Taking together, the development of attachment patterns in adopted children and their new set of parents is said to be majorly influenced by a lot of variables ranging from the age at which the child is adopted, to the pre-adoption care and the environment in which the child was reared prior to adoption, the parenting skills and the style of parenting employed by the parents, parents’ existing attachment patterns, gender of the child and family dynamics. These attachment patterns developed at an early age also impact the relationships that an adoptee forms in adulthood. Cultural background of the parents (as well as the child in case of late-adoption) is another important factor that influences the formation of attachment between the child and the caregiver i.e. the mother. Majority of the research till date has focused on attachment as a construct within an individual. However, it is also important to assess attachment between individuals which will only help in studying the development of this connection in a holistic manner.

Current trends

Strong empirical evidence shows that the attachment system in humans develops and functions essentially as it has been theorized by Bowlby and Ainsworth. The attachment theory is now used to explain related behaviours such as feeling of homesickness, the process of infatuation, and the shifts in relationships in case of unsuccessful relationships.
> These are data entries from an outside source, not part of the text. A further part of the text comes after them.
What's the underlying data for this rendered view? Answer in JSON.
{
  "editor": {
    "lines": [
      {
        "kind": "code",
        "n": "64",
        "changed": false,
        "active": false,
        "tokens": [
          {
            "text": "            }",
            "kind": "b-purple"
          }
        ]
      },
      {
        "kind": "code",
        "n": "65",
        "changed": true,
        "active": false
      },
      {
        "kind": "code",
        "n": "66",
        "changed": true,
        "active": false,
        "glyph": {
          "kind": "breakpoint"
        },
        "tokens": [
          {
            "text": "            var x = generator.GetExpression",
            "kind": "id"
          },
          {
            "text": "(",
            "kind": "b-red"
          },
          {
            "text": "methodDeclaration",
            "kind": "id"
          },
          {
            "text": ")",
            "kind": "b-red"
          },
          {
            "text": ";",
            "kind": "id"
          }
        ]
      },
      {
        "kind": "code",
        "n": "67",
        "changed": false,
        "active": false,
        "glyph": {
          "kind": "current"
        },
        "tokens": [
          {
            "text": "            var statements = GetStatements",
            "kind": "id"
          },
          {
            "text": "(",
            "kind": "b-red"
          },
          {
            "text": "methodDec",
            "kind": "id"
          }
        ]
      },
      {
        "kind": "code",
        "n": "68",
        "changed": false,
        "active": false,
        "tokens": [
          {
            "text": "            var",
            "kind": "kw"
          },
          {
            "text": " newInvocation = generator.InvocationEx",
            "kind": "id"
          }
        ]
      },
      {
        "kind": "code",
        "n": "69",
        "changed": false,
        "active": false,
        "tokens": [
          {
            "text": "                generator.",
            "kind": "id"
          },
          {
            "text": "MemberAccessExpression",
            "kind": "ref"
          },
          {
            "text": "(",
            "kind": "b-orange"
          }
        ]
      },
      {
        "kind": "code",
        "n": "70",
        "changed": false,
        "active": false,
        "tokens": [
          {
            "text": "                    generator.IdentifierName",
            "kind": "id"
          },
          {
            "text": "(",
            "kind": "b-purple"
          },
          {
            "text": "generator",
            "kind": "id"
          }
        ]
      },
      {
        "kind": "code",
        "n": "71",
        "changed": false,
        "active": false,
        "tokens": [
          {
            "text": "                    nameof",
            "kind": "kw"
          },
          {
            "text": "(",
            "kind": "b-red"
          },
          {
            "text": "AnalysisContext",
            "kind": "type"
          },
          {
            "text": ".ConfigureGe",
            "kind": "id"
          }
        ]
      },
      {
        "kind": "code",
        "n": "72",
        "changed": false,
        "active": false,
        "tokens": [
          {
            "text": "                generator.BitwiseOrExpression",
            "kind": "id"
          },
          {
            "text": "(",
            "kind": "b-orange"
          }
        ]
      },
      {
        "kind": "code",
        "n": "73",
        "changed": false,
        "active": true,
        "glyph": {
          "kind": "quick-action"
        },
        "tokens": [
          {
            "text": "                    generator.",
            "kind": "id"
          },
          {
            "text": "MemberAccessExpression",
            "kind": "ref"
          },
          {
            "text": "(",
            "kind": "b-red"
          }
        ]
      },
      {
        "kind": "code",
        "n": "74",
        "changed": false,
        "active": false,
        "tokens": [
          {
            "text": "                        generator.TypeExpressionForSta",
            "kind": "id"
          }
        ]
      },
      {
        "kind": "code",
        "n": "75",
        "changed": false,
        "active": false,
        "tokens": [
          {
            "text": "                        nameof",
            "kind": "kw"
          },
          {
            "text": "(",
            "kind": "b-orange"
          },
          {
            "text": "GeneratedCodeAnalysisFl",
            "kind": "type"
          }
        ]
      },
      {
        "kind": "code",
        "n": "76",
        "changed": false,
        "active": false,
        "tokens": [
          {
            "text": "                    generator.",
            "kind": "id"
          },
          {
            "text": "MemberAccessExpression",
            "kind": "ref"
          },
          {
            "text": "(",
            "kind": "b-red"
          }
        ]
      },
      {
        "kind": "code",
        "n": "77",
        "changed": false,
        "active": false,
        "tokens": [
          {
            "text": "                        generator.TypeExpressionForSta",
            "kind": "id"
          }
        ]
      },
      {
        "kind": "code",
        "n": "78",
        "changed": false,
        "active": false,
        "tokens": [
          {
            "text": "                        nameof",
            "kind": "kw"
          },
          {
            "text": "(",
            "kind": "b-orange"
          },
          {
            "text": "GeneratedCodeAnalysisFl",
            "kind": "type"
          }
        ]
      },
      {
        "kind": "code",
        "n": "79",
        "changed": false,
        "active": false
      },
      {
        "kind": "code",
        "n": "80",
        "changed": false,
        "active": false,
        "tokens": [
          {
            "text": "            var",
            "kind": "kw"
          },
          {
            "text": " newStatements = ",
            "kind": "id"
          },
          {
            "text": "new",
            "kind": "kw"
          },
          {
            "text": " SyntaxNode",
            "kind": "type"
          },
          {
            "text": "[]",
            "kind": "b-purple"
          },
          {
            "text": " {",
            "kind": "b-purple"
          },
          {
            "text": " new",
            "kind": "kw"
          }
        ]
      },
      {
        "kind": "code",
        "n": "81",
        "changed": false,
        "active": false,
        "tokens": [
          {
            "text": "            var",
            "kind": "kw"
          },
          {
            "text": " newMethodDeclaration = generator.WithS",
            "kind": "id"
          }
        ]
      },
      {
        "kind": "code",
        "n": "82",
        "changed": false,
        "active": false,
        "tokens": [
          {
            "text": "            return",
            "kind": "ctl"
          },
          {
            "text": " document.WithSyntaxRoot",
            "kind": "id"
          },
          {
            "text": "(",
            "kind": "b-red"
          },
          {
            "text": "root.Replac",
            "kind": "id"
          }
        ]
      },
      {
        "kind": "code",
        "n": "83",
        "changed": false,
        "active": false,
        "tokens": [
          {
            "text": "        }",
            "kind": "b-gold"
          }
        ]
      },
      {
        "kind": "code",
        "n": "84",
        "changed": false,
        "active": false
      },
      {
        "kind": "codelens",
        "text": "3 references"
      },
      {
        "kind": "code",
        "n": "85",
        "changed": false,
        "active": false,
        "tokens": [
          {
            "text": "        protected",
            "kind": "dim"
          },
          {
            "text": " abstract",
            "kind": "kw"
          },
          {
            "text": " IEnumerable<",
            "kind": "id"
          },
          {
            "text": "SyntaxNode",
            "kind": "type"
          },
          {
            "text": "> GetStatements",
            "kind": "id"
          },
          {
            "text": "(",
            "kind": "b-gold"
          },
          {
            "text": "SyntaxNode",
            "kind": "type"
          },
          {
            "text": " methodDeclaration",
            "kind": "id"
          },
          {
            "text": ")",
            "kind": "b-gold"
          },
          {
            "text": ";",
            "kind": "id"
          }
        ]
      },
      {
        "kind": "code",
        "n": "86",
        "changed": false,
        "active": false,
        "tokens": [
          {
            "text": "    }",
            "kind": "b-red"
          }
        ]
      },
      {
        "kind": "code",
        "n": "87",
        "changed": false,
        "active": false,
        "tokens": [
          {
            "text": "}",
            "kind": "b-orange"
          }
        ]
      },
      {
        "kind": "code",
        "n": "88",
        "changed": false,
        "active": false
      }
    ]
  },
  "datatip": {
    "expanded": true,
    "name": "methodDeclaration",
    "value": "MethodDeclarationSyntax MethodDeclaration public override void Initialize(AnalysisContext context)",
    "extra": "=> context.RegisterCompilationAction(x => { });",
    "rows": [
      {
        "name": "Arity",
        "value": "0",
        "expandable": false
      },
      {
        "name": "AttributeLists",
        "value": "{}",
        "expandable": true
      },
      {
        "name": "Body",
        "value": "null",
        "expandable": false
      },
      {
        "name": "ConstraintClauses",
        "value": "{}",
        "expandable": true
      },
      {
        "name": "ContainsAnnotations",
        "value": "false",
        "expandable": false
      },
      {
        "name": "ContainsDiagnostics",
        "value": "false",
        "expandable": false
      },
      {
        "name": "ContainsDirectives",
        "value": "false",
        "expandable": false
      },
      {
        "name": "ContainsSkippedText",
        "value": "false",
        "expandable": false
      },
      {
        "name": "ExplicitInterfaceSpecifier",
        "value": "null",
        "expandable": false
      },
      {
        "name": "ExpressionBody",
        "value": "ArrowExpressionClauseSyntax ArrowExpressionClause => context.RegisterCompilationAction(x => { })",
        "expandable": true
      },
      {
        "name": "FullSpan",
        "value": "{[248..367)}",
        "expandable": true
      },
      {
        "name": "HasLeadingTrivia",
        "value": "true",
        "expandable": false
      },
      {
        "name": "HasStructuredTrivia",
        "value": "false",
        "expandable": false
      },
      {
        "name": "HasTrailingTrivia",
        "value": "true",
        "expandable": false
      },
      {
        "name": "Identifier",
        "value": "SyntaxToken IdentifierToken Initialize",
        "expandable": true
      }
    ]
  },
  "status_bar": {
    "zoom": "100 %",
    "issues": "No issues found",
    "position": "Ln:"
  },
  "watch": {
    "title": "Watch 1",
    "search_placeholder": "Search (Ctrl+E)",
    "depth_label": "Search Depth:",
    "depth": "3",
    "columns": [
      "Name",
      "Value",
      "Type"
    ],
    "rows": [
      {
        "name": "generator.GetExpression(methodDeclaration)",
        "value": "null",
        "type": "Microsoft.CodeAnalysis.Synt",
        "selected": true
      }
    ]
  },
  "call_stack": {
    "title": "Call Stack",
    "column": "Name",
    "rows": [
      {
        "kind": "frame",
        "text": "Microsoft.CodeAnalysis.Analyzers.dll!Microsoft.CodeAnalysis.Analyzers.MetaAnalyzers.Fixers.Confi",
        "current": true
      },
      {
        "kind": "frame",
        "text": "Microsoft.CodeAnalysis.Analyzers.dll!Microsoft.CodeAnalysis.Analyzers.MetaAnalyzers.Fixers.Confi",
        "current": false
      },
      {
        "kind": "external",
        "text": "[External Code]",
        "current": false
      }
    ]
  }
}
There is increasing evidence for the long-term positive and negative effects of secure and insecure first attachments. It also places major emphasis on the role of maternal responsiveness. One of the main reasons that maternal responsiveness is important is that responding to the child’s signals sensitively and consistently creates trust, which is one of the major outcomes of attachment. Responsive mothers learn to read the child’s cues, learn to think like the child or – speak for the child (Juffer, Bakermans-Kranenburg, Van IJzendoorn, 2008). Further, the theory has also proved to be helpful in revising policies by placing new-borns with their mothers, right after birth, changing the way of handling pre-term infants and separation of children from their parents, thereby facilitating the process of developing secure attachment systems.